Nell’epoca delle spoliticizzazioni, in cui la politica viene annientata dal dispotismo del mercato e la democrazia sprofonda nel plebiscito sondaggistico, Bensaïd sente l’urgenza di ridefinire linguaggi, orizzonti e cultura in grado di rifondare la politica nella sua accezione più nobile, la “politica profana”.
Stiamo attraversando una lunga transizione in cui le condizioni spaziali e temporali della politica sono profondamente mutate, l’antico ordine statuale vacilla ma non è abolito, il vecchio Stato sociale degenera in Stato sicuritario e disciplinare, e il popolo dei cittadini si disgrega in gruppi, comunità e tribù. Gli spazi vissuti e gli spazi di rappresentazione non si incontrano più, e lo stesso spazio dell’impresa si frantuma e si segmenta producendo scomposizioni senza ricomposizioni. Questa crisi d’orientamento rivitalizza dottrine religiose minacciando di rovesciare la logica di secolarizzazione tipica della “modernità”. La politica rischia allora di ricadere nel sacro, come abbiamo visto nelle prediche di coloro che hanno dipinto la “guerra globale al terrorismo” come nuova guerra santa, e nella gestione tecnica dell’esistente che finisce per produrre i peggiori fenomeni di burocratizzazione e corruzione.

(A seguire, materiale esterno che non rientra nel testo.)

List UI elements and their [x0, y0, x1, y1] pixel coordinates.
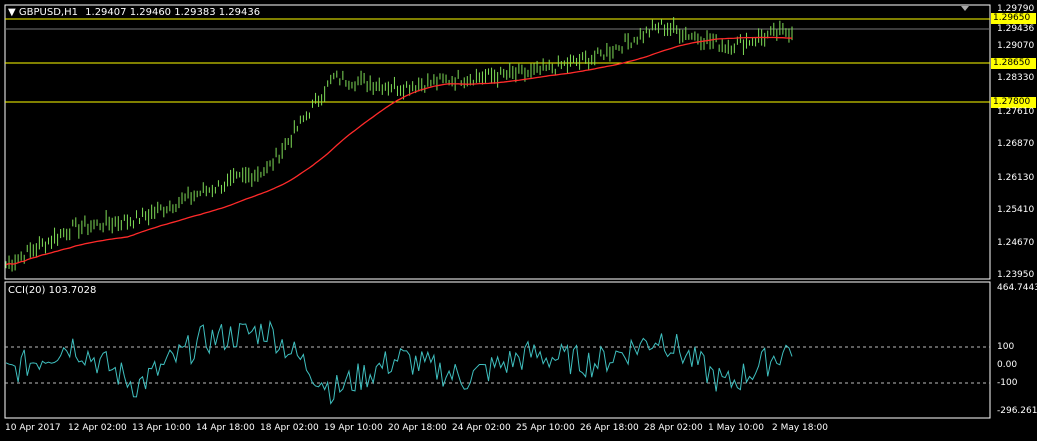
time-label: 14 Apr 18:00: [196, 423, 255, 433]
time-label: 28 Apr 02:00: [644, 423, 703, 433]
symbol-title: GBPUSD,H1: [18, 7, 78, 18]
chart-shift-icon[interactable]: [961, 6, 969, 11]
price-label: 1.25410: [997, 205, 1035, 215]
time-label: 24 Apr 02:00: [452, 423, 511, 433]
moving-average-line: [5, 36, 793, 266]
cci-label: 464.7443: [997, 283, 1037, 293]
ohlc-values: 1.29407 1.29460 1.29383 1.29436: [85, 7, 261, 18]
time-label: 10 Apr 2017: [5, 423, 61, 433]
price-label: 1.28330: [997, 73, 1035, 83]
time-label: 13 Apr 10:00: [132, 423, 191, 433]
time-label: 26 Apr 18:00: [580, 423, 639, 433]
price-label: 1.26870: [997, 139, 1035, 149]
cci-label: 0.00: [997, 360, 1018, 370]
cci-label: 100: [997, 342, 1015, 352]
cci-label: -296.2614: [997, 406, 1037, 416]
cci-header: CCI(20) 103.7028: [8, 285, 97, 296]
time-label: 25 Apr 10:00: [516, 423, 575, 433]
symbol-header: ▼ GBPUSD,H1 1.29407 1.29460 1.29383 1.29…: [8, 7, 260, 18]
cci-pane-frame: [4, 281, 991, 419]
price-label: 1.29436: [997, 24, 1035, 34]
price-tag-2: 1.28650: [991, 58, 1036, 69]
price-tag-1: 1.29650: [991, 13, 1036, 24]
time-label: 12 Apr 02:00: [68, 423, 127, 433]
candle-bars: [5, 17, 793, 272]
cci-line: [5, 320, 793, 405]
triangle-down-icon[interactable]: ▼: [8, 7, 16, 18]
price-pane-frame: [4, 4, 991, 280]
time-label: 20 Apr 18:00: [388, 423, 447, 433]
price-label: 1.27610: [997, 107, 1035, 117]
price-label: 1.26130: [997, 173, 1035, 183]
time-label: 1 May 10:00: [708, 423, 764, 433]
time-label: 2 May 18:00: [772, 423, 828, 433]
price-label: 1.29070: [997, 41, 1035, 51]
price-chart[interactable]: [0, 0, 1037, 441]
price-label: 1.24670: [997, 238, 1035, 248]
cci-label: -100: [997, 378, 1018, 388]
time-label: 18 Apr 02:00: [260, 423, 319, 433]
price-label: 1.23950: [997, 270, 1035, 280]
time-label: 19 Apr 10:00: [324, 423, 383, 433]
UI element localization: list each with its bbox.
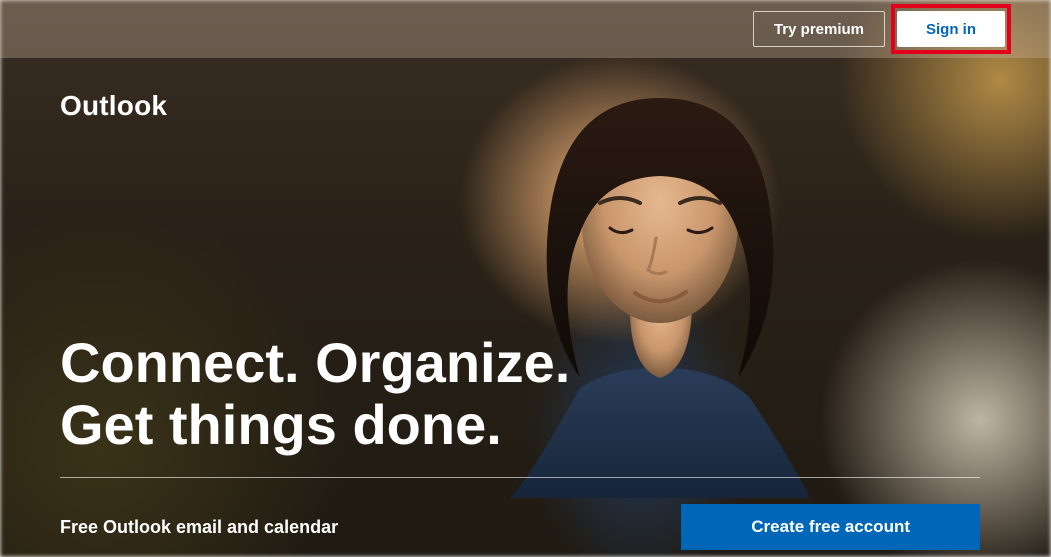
- hero-headline: Connect. Organize. Get things done.: [60, 332, 980, 455]
- hero-headline-line1: Connect. Organize.: [60, 332, 980, 394]
- try-premium-button[interactable]: Try premium: [753, 11, 885, 47]
- hero-headline-line2: Get things done.: [60, 394, 980, 456]
- sign-in-button[interactable]: Sign in: [897, 11, 1005, 47]
- sub-row: Free Outlook email and calendar Create f…: [60, 504, 980, 550]
- hero-content: Outlook Connect. Organize. Get things do…: [60, 90, 980, 550]
- create-free-account-button[interactable]: Create free account: [681, 504, 980, 550]
- brand-title: Outlook: [60, 90, 980, 122]
- header-bar: Try premium Sign in: [0, 0, 1051, 58]
- hero-subtext: Free Outlook email and calendar: [60, 517, 338, 538]
- divider: [60, 477, 980, 478]
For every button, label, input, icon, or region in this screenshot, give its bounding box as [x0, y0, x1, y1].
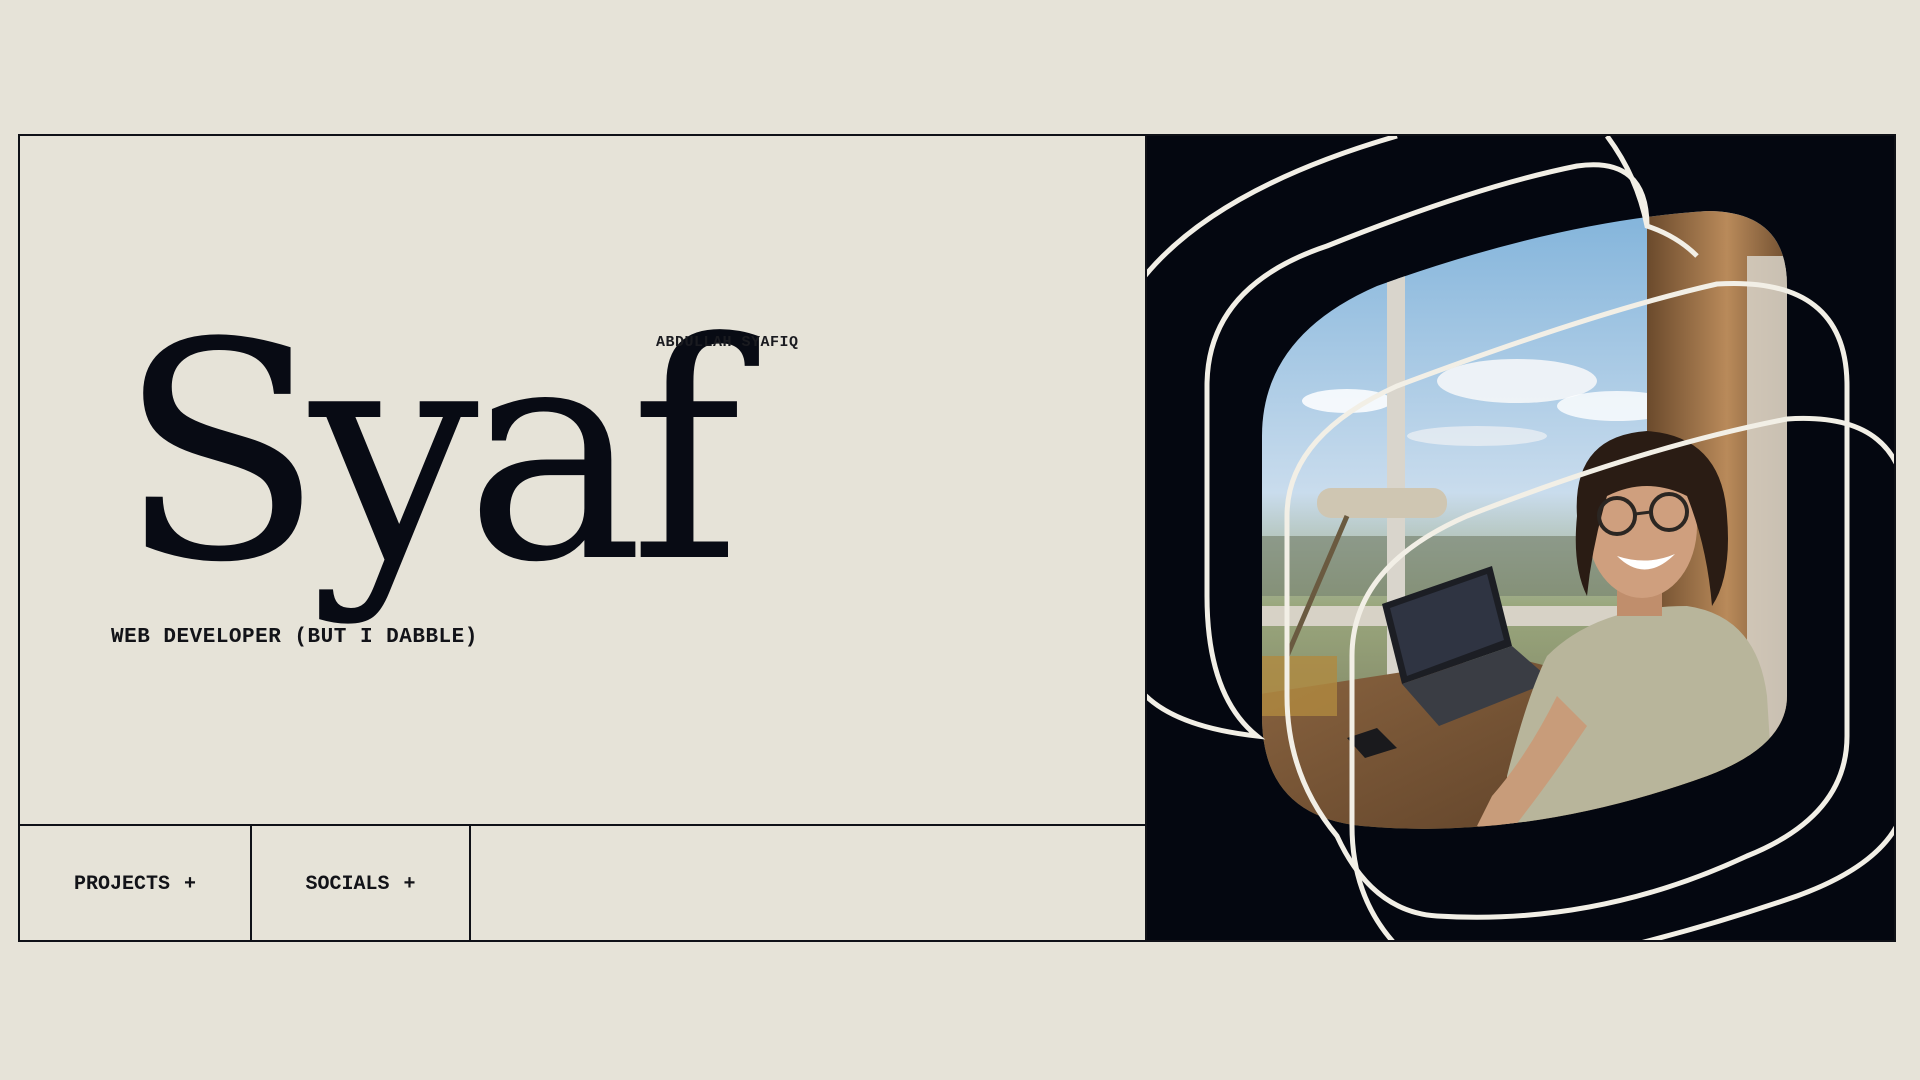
intro-panel: Syaf ABDULLAH SYAFIQ WEB DEVELOPER (BUT … [20, 136, 1147, 942]
full-name-label: ABDULLAH SYAFIQ [656, 334, 799, 351]
role-tagline: WEB DEVELOPER (BUT I DABBLE) [111, 626, 478, 649]
photo-panel [1147, 136, 1894, 940]
plus-icon: + [403, 872, 416, 896]
hero-section: Syaf ABDULLAH SYAFIQ WEB DEVELOPER (BUT … [20, 136, 1145, 826]
projects-label: PROJECTS [73, 872, 170, 896]
socials-button[interactable]: SOCIALS + [252, 826, 471, 942]
portrait-graphic [1147, 136, 1894, 940]
socials-label: SOCIALS [305, 872, 390, 896]
bottom-nav: PROJECTS + SOCIALS + [20, 826, 1145, 942]
portrait-photo [1262, 211, 1787, 829]
plus-icon: + [184, 872, 197, 896]
display-name: Syaf [118, 279, 741, 628]
projects-button[interactable]: PROJECTS + [20, 826, 252, 942]
main-frame: Syaf ABDULLAH SYAFIQ WEB DEVELOPER (BUT … [18, 134, 1896, 942]
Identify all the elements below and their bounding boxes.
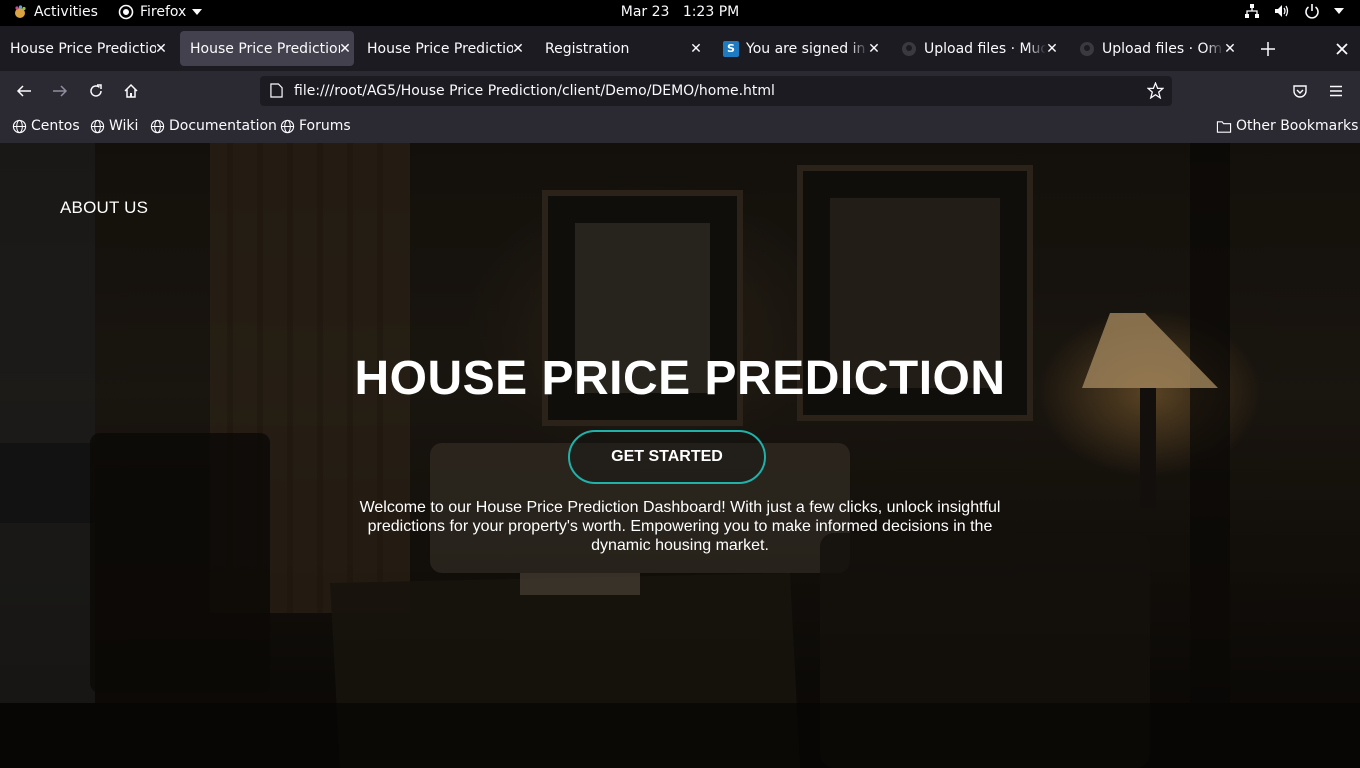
close-tab-icon[interactable]: ✕ [1221,31,1239,66]
close-tab-icon[interactable]: ✕ [336,31,354,66]
other-bookmarks-label: Other Bookmarks [1236,118,1359,134]
globe-icon [150,119,165,133]
volume-icon [1275,5,1289,17]
bookmark-forums[interactable]: Forums [280,118,351,134]
bookmark-label: Documentation [169,118,277,134]
gnome-foot-icon [15,5,26,18]
app-menu[interactable]: Firefox [118,4,203,20]
date-label: Mar 23 [620,4,670,20]
clock-button[interactable]: Mar 23 1:23 PM [621,4,739,20]
close-tab-icon[interactable]: ✕ [865,31,883,66]
tab-registration[interactable]: Registration ✕ [535,31,705,66]
tab-title: House Price Prediction [10,40,156,57]
page-content: ABOUT US HOUSE PRICE PREDICTION GET STAR… [0,143,1360,768]
reload-button[interactable] [84,79,108,103]
navigation-toolbar: file:///root/AG5/House Price Prediction/… [0,71,1360,111]
close-icon [1336,43,1348,55]
activities-button[interactable]: Activities [12,4,98,20]
home-icon [124,83,138,98]
firefox-icon [118,4,134,20]
tab-title: Registration [545,40,630,57]
power-icon [1305,4,1319,19]
app-name: Firefox [140,4,187,20]
tab-upload-files-muda[interactable]: Upload files · Muda ✕ [891,31,1061,66]
close-tab-icon[interactable]: ✕ [687,31,705,66]
close-tab-icon[interactable]: ✕ [1043,31,1061,66]
system-tray[interactable] [1244,3,1344,19]
bookmark-label: Forums [299,118,351,134]
tab-house-price-prediction-2[interactable]: House Price Prediction ✕ [180,31,354,66]
github-icon [1079,41,1095,57]
time-label: 1:23 PM [682,4,740,20]
reload-icon [90,84,102,97]
star-icon[interactable] [1147,82,1164,99]
chevron-down-icon [192,9,203,15]
system-top-bar: Activities Firefox Mar 23 1:23 PM [0,0,1360,26]
url-text[interactable]: file:///root/AG5/House Price Prediction/… [294,83,775,99]
tab-house-price-prediction-3[interactable]: House Price Prediction ✕ [357,31,527,66]
tab-house-price-prediction-1[interactable]: House Price Prediction ✕ [0,31,170,66]
bookmark-centos[interactable]: Centos [12,118,80,134]
tab-title: You are signed in a [746,40,868,57]
bookmark-wiki[interactable]: Wiki [90,118,138,134]
tab-upload-files-oms[interactable]: Upload files · OmS ✕ [1069,31,1239,66]
tab-signed-in[interactable]: S You are signed in a ✕ [713,31,883,66]
folder-icon [1216,120,1232,133]
menu-button[interactable] [1324,79,1348,103]
globe-icon [12,119,27,133]
url-bar[interactable]: file:///root/AG5/House Price Prediction/… [260,76,1172,106]
tab-title: House Price Prediction [367,40,513,57]
bookmark-label: Centos [31,118,80,134]
plus-icon [1261,42,1275,56]
other-bookmarks[interactable]: Other Bookmarks [1216,118,1358,134]
network-icon [1245,4,1259,18]
arrow-right-icon [53,85,68,97]
page-title: HOUSE PRICE PREDICTION [354,352,1006,405]
tab-title: House Price Prediction [190,40,340,57]
bookmark-label: Wiki [109,118,139,134]
get-started-button[interactable]: GET STARTED [568,430,766,484]
close-window-button[interactable] [1332,37,1352,61]
pocket-icon [1293,85,1307,98]
site-favicon-icon: S [723,40,739,57]
clock: Mar 23 1:23 PM [0,4,1360,20]
close-tab-icon[interactable]: ✕ [509,31,527,66]
close-tab-icon[interactable]: ✕ [152,31,170,66]
about-us-link[interactable]: ABOUT US [60,198,148,218]
home-button[interactable] [119,79,143,103]
arrow-left-icon [16,85,31,97]
tab-strip: House Price Prediction ✕ House Price Pre… [0,26,1360,71]
pocket-button[interactable] [1288,79,1312,103]
chevron-down-icon [1334,8,1344,14]
github-icon [901,41,917,57]
welcome-description: Welcome to our House Price Prediction Da… [359,499,1001,554]
forward-button[interactable] [48,79,72,103]
page-icon [270,83,283,98]
back-button[interactable] [12,79,36,103]
tab-title: Upload files · OmS [1102,40,1224,57]
hamburger-menu-icon [1330,85,1342,97]
activities-label: Activities [34,4,98,20]
new-tab-button[interactable] [1256,37,1280,61]
tab-title: Upload files · Muda [924,40,1046,57]
globe-icon [90,119,105,133]
bookmark-documentation[interactable]: Documentation [150,118,277,134]
globe-icon [280,119,295,133]
bookmarks-toolbar: Centos Wiki Documentation Forums Other B… [0,111,1360,143]
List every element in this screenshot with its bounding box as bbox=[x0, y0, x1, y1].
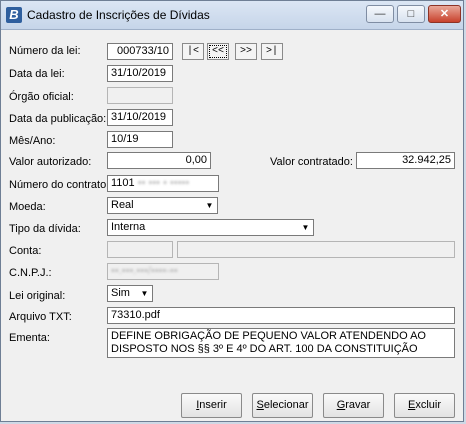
tipo-divida-value: Interna bbox=[111, 221, 146, 233]
valor-contratado-label: Valor contratado: bbox=[270, 156, 353, 168]
lei-original-label: Lei original: bbox=[9, 290, 66, 302]
title-bar[interactable]: B Cadastro de Inscrições de Dívidas — □ … bbox=[1, 1, 463, 30]
ementa-line-1: DEFINE OBRIGAÇÃO DE PEQUENO VALOR ATENDE… bbox=[111, 330, 426, 342]
chevron-down-icon[interactable]: ▼ bbox=[138, 287, 151, 300]
inserir-button[interactable]: Inserir bbox=[181, 393, 242, 418]
numero-contrato-value: 1101 bbox=[111, 177, 135, 189]
numero-contrato-field[interactable]: 1101 •• ••• • ••••• bbox=[107, 175, 219, 192]
lei-original-value: Sim bbox=[111, 287, 130, 299]
conta-description-field[interactable] bbox=[177, 241, 455, 258]
minimize-button[interactable]: — bbox=[366, 5, 394, 23]
numero-contrato-redacted: •• ••• • ••••• bbox=[137, 177, 190, 189]
valor-autorizado-label: Valor autorizado: bbox=[9, 156, 92, 168]
cnpj-label: C.N.P.J.: bbox=[9, 267, 52, 279]
selecionar-button[interactable]: Selecionar bbox=[252, 393, 313, 418]
tipo-divida-label: Tipo da dívida: bbox=[9, 223, 81, 235]
moeda-value: Real bbox=[111, 199, 134, 211]
main-window: B Cadastro de Inscrições de Dívidas — □ … bbox=[0, 0, 464, 422]
orgao-oficial-label: Órgão oficial: bbox=[9, 91, 74, 103]
lei-original-select[interactable]: Sim ▼ bbox=[107, 285, 153, 302]
maximize-button[interactable]: □ bbox=[397, 5, 425, 23]
gravar-button[interactable]: Gravar bbox=[323, 393, 384, 418]
window-title: Cadastro de Inscrições de Dívidas bbox=[27, 8, 210, 22]
mes-ano-label: Mês/Ano: bbox=[9, 135, 56, 147]
valor-contratado-field[interactable]: 32.942,25 bbox=[356, 152, 455, 169]
arquivo-txt-label: Arquivo TXT: bbox=[9, 311, 72, 323]
close-button[interactable]: ✕ bbox=[428, 5, 461, 23]
numero-lei-label: Número da lei: bbox=[9, 45, 81, 57]
ementa-textarea[interactable]: DEFINE OBRIGAÇÃO DE PEQUENO VALOR ATENDE… bbox=[107, 328, 455, 358]
app-icon: B bbox=[6, 7, 22, 23]
valor-autorizado-field[interactable]: 0,00 bbox=[107, 152, 211, 169]
cnpj-field[interactable]: ••.•••.•••/••••-•• bbox=[107, 263, 219, 280]
data-publicacao-field[interactable]: 31/10/2019 bbox=[107, 109, 173, 126]
moeda-select[interactable]: Real ▼ bbox=[107, 197, 218, 214]
ementa-line-2: DISPOSTO NOS §§ 3º E 4º DO ART. 100 DA C… bbox=[111, 343, 418, 355]
conta-label: Conta: bbox=[9, 245, 42, 257]
arquivo-txt-field[interactable]: 73310.pdf bbox=[107, 307, 455, 324]
data-publicacao-label: Data da publicação: bbox=[9, 113, 107, 125]
excluir-button[interactable]: Excluir bbox=[394, 393, 455, 418]
conta-field[interactable] bbox=[107, 241, 173, 258]
cnpj-redacted: ••.•••.•••/••••-•• bbox=[111, 265, 178, 277]
tipo-divida-select[interactable]: Interna ▼ bbox=[107, 219, 314, 236]
ementa-label: Ementa: bbox=[9, 332, 50, 344]
chevron-down-icon[interactable]: ▼ bbox=[203, 199, 216, 212]
prev-record-button[interactable]: << bbox=[207, 43, 229, 60]
mes-ano-field[interactable]: 10/19 bbox=[107, 131, 173, 148]
chevron-down-icon[interactable]: ▼ bbox=[299, 221, 312, 234]
next-record-button[interactable]: >> bbox=[235, 43, 257, 60]
numero-lei-field[interactable]: 000733/10 bbox=[107, 43, 173, 60]
last-record-button[interactable]: >| bbox=[261, 43, 283, 60]
data-lei-field[interactable]: 31/10/2019 bbox=[107, 65, 173, 82]
data-lei-label: Data da lei: bbox=[9, 68, 65, 80]
moeda-label: Moeda: bbox=[9, 201, 46, 213]
numero-contrato-label: Número do contrato: bbox=[9, 179, 110, 191]
orgao-oficial-field[interactable] bbox=[107, 87, 173, 104]
first-record-button[interactable]: |< bbox=[182, 43, 204, 60]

Per rispondere a questa crisi della politica, l’autore non si accontenta delle proposte postmoderne che facendo l’apologia del “liquido” contro il “solido” rinunciano alle grandi narrazioni. Propone di riattualizzare il concetto gramsciano di “egemonia” per pensare l’unità nella pluralità e per riformulare un progetto politico che sappia rispondere a una crisi storica dell’insieme dei rapporti sociali. Recuperando il legame con la storia, unico in grado di ridare alla politica un orizzonte strategico.
«Dopo la Rivoluzione russa sono crollate molte certezze e credenze. Ma questo non è un buon motivo per dimenticare la lezione del passato. Coloro che vollero ignorare la questione del potere non vi sono comunque sfuggiti: non volevano prenderlo, ma ne sono stati catturati. Coloro che hanno cercato di aggirarlo, di circondarlo, di circuirlo senza provare a prenderlo ne sono stati stritolati: la forza in divenire della “defeticizzazione” non è mai bastata a salvarli. Abbiamo perduto le nostre certezze? Forse. Sicuramente dobbiamo imparare a farne a meno. Il risultato di una lotta è per definizione incerto. Una lotta non è mai vinta in anticipo. In essa si confrontano non vocazioni divine o certezze scientifiche, ma volontà e convinzioni, esposte alle sferzanti smentite della pratica. È il destino di tutta la storia profana: sì all’“apertura all’incerto”, no al grande salto nel vuoto strategico dell’evento mitico assoluto, separato da qualsiasi condizione storica in cui la teologia prevarrebbe nuovamente sulla politica. Il grido non fa la parola.»
Daniel Bensaïd (1946-2010), professore all’Università di Paris VIII, è stato uno dei maggiori filosofi marxisti contemporanei. Ha pubblicato numerosissimi testi, di cui ricordiamo quelli tradotti in italiano: Gli irriducibili. Teoremi di resistenza allo spirito del tempo (Asterios, 2004); Marx l’intempestivo. Grandezze e miserie di un’avventura critica (Alegre, 2007); Chi sono questi trotskisti? Storia e attualità di una corrente eretica (Alegre, 2007); Gli spossessati. Proprietà, diritto dei poveri e beni comuni (Ombre Corte, 2009); Marx, istruzioni per l’uso (Ponte alle grazie, 2010), Una lenta impazienza (Alegre, 2012).